While many Russia enthusiasts are drawn to the country because of its fascinating history or its man made landmarks, there is plenty of natural beauty here as well. The Taiga is a curious area of forest that covers much of the country and if you’d like to know more, here are some interesting Taiga Facts.
In essence, the Taiga is a vast area of biome or ecosystem that is characterised by its coniferous forests. Outside of Russia it covers much of Alaska and North America as well as Scandinavia and parts of Japan.
The Taiga covers much of Russia itself and is particularly prominent in Siberia. It also extends into Mongolia and Northern Kazakhstan.
In winter months, temperatures in the Taiga can drop to lows of around minus 54 degrees centigrade and in fact, the figures stay below freezing for six months of the year. The high point of the winter temperatures still registers at around one degree below freezing.
In some areas however, there is relatively low snow fall but there can be some heavy rain in the summer months which are, by comparison, quite balmy. During the summer, the needle can register as much as 20 degrees centigrade.
Tallest and Oldest trees
The environment in the Taiga encourages trees to grow healthily and for much longer periods. Some of the oldest trees in existence can be found in this type of ecosystem and many are thousands of years old.

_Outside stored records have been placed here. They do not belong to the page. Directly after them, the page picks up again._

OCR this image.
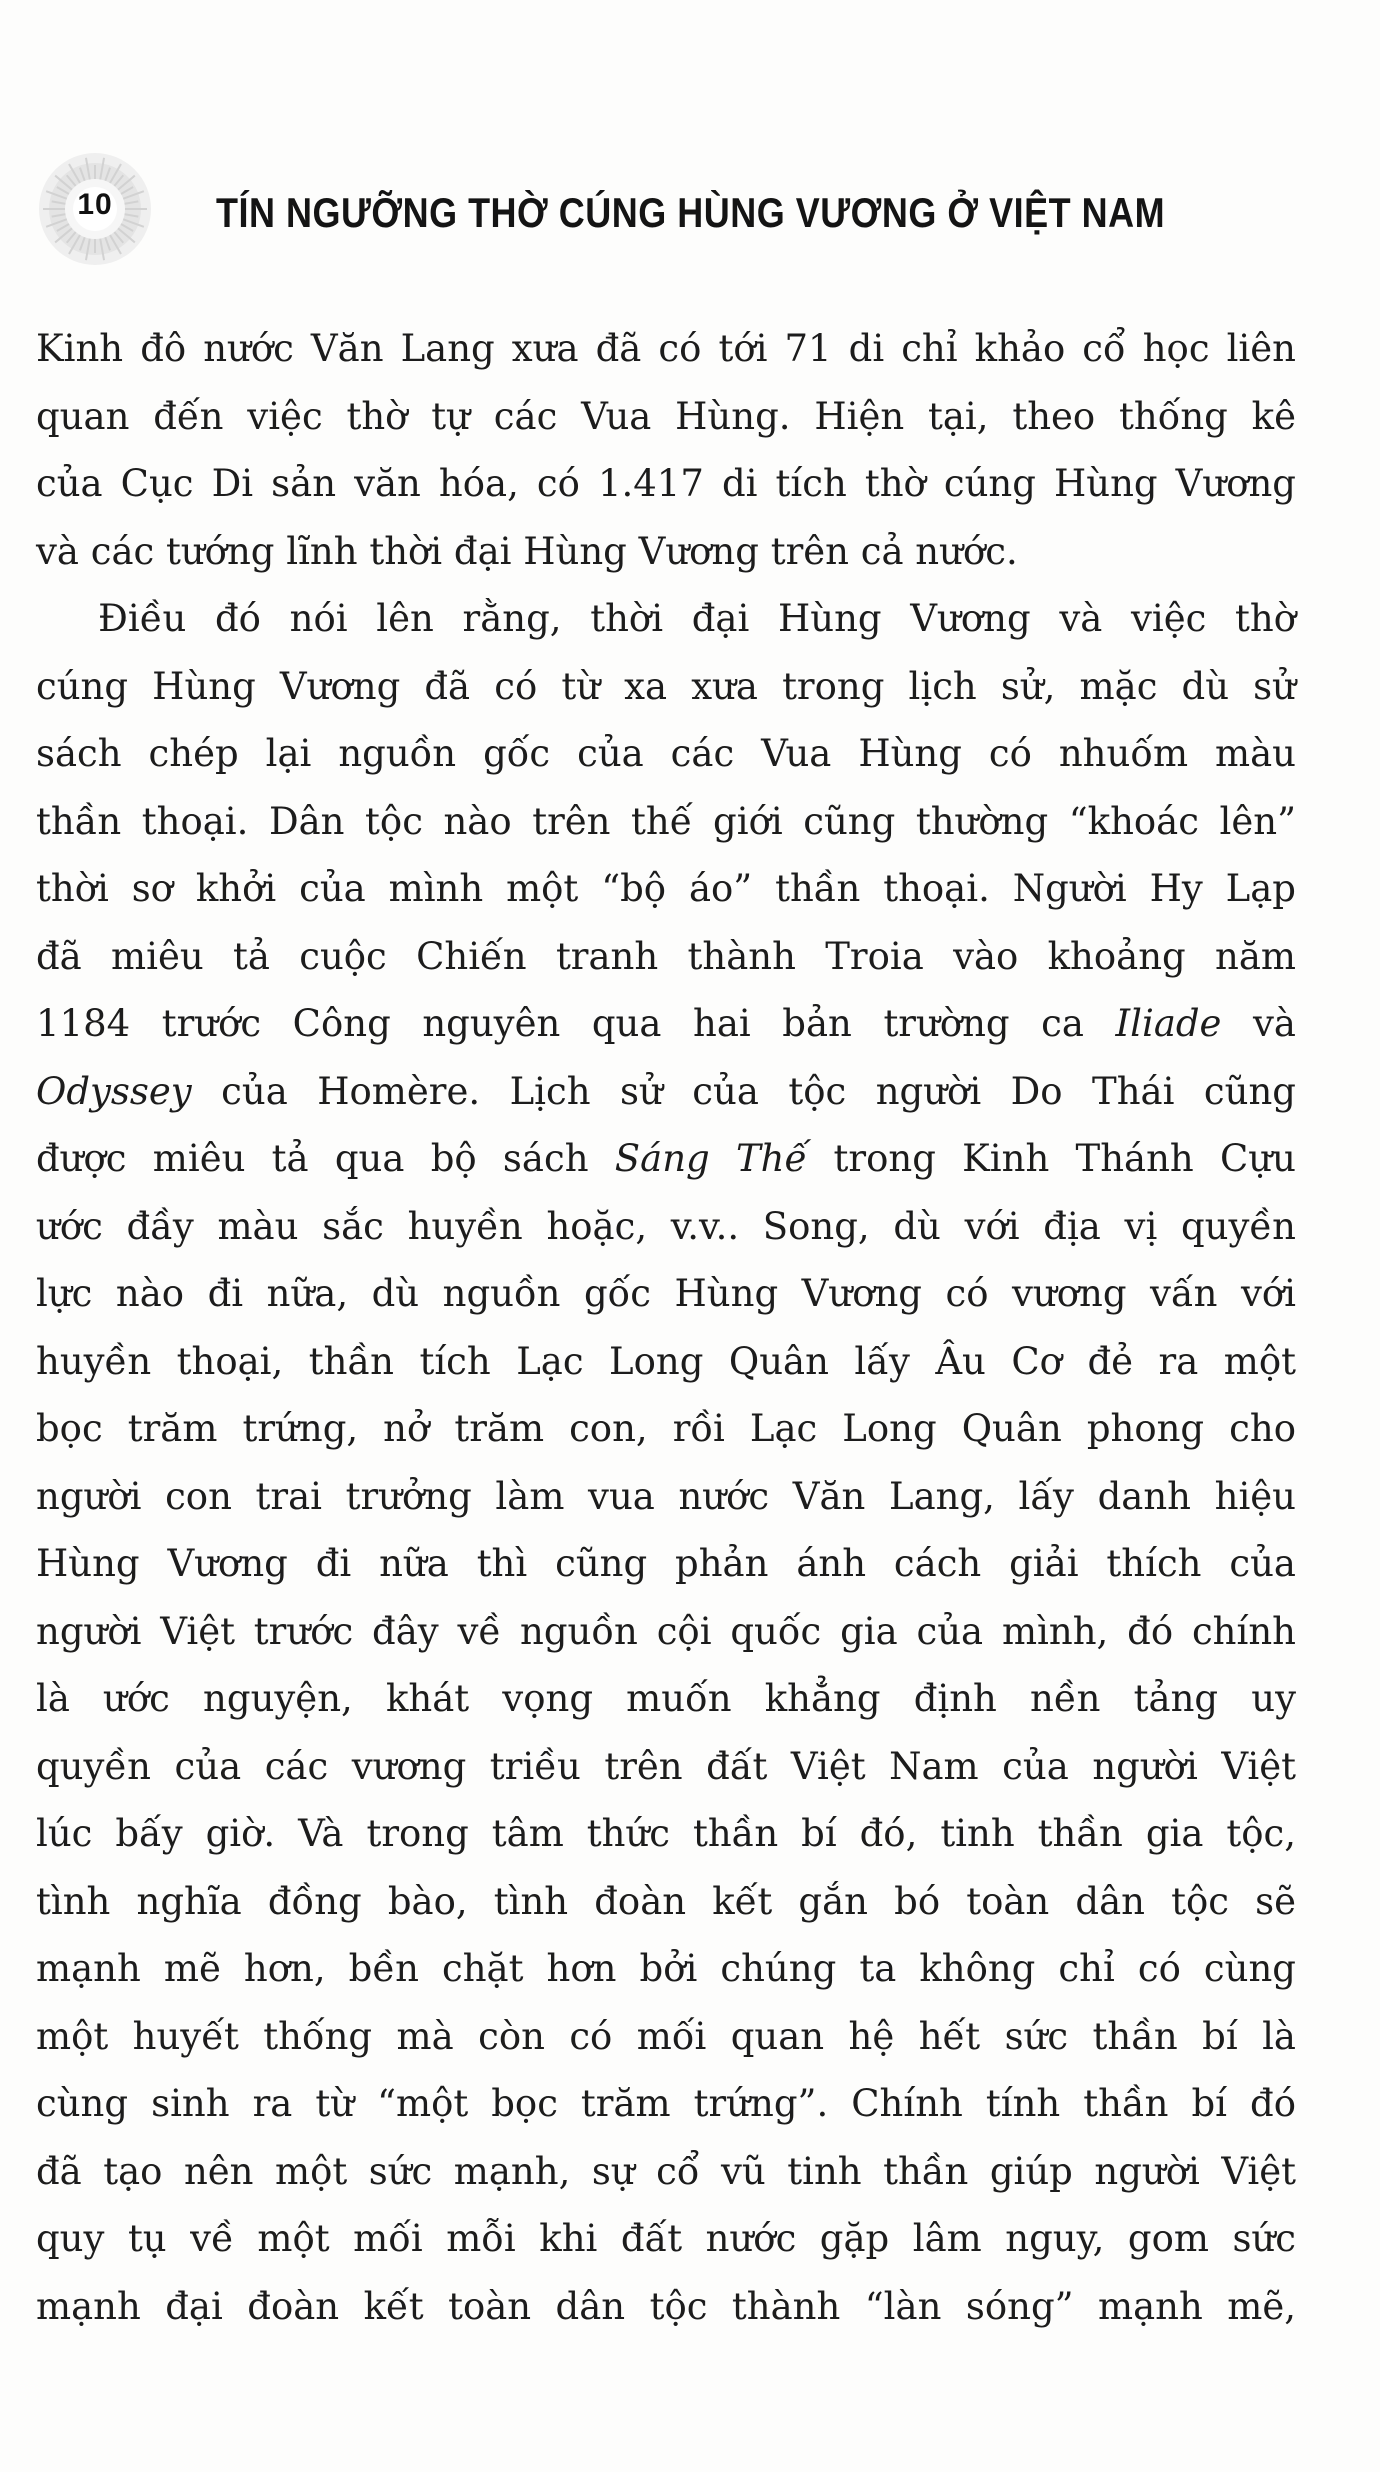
10	TÍN NGƯỠNG THỜ CÚNG HÙNG VƯƠNG Ở VIỆT NAM
Kinh đô nước Văn Lang xưa đã có tới 71 di chỉ khảo cổ học liên
quan đến việc thờ tự các Vua Hùng. Hiện tại, theo thống kê
của Cục Di sản văn hóa, có 1.417 di tích thờ cúng Hùng Vương
và các tướng lĩnh thời đại Hùng Vương trên cả nước.
Điều đó nói lên rằng, thời đại Hùng Vương và việc thờ
cúng Hùng Vương đã có từ xa xưa trong lịch sử, mặc dù sử
sách chép lại nguồn gốc của các Vua Hùng có nhuốm màu
thần thoại. Dân tộc nào trên thế giới cũng thường “khoác lên”
thời sơ khởi của mình một “bộ áo” thần thoại. Người Hy Lạp
đã miêu tả cuộc Chiến tranh thành Troia vào khoảng năm
1184 trước Công nguyên qua hai bản trường ca Iliade và
Odyssey của Homère. Lịch sử của tộc người Do Thái cũng
được miêu tả qua bộ sách Sáng Thế trong Kinh Thánh Cựu
ước đầy màu sắc huyền hoặc, v.v.. Song, dù với địa vị quyền
lực nào đi nữa, dù nguồn gốc Hùng Vương có vương vấn với
huyền thoại, thần tích Lạc Long Quân lấy Âu Cơ đẻ ra một
bọc trăm trứng, nở trăm con, rồi Lạc Long Quân phong cho
người con trai trưởng làm vua nước Văn Lang, lấy danh hiệu
Hùng Vương đi nữa thì cũng phản ánh cách giải thích của
người Việt trước đây về nguồn cội quốc gia của mình, đó chính
là ước nguyện, khát vọng muốn khẳng định nền tảng uy
quyền của các vương triều trên đất Việt Nam của người Việt
lúc bấy giờ. Và trong tâm thức thần bí đó, tinh thần gia tộc,
tình nghĩa đồng bào, tình đoàn kết gắn bó toàn dân tộc sẽ
mạnh mẽ hơn, bền chặt hơn bởi chúng ta không chỉ có cùng
một huyết thống mà còn có mối quan hệ hết sức thần bí là
cùng sinh ra từ “một bọc trăm trứng”. Chính tính thần bí đó
đã tạo nên một sức mạnh, sự cổ vũ tinh thần giúp người Việt
quy tụ về một mối mỗi khi đất nước gặp lâm nguy, gom sức
mạnh đại đoàn kết toàn dân tộc thành “làn sóng” mạnh mẽ,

In warm areas of the Taiga, trees grow much taller and they have even become resistant to the wild fires that occasionally crop up in this region. The coniferous trees that grow here have evolved to develop a much thicker bark that can withstand all but the most serious of fires.
As anybody who has studied Russian wildlife will know, there is a wide range of species to be found in places such as Siberia and for many casual observers, this is something of a surprise.
The Taiga’s ecosystem however is a perfect environment, particularly in the summer months when many creatures, particularly birds migrate here.
The summer climate provides a perfect habitat for a wild and wonderful array of insects and that in turn leads to an influx of all types of birds that feed on them.
The end result is a haven for wildlife and a wonderful opportunity for your own Taiga safari.
While the birds and insects that frequent the Taiga are wonderful to see, danger does lurk in the region in many forms. In Russia, the Taiga is home to the brown bear so if you do find yourself here, be careful!
It’s a sad fact that, as in many parts of the world, the Russian Taiga is at risk from widespread deforestation that has increased since the fall of the Soviet Union.
The areas don’t have quite the same amount of protection that they do in other countries and the practise is a major threat. The Taiga is a beautiful and fascinating area of Russia and we must therefore hope that it is preserved for future generations to enjoy.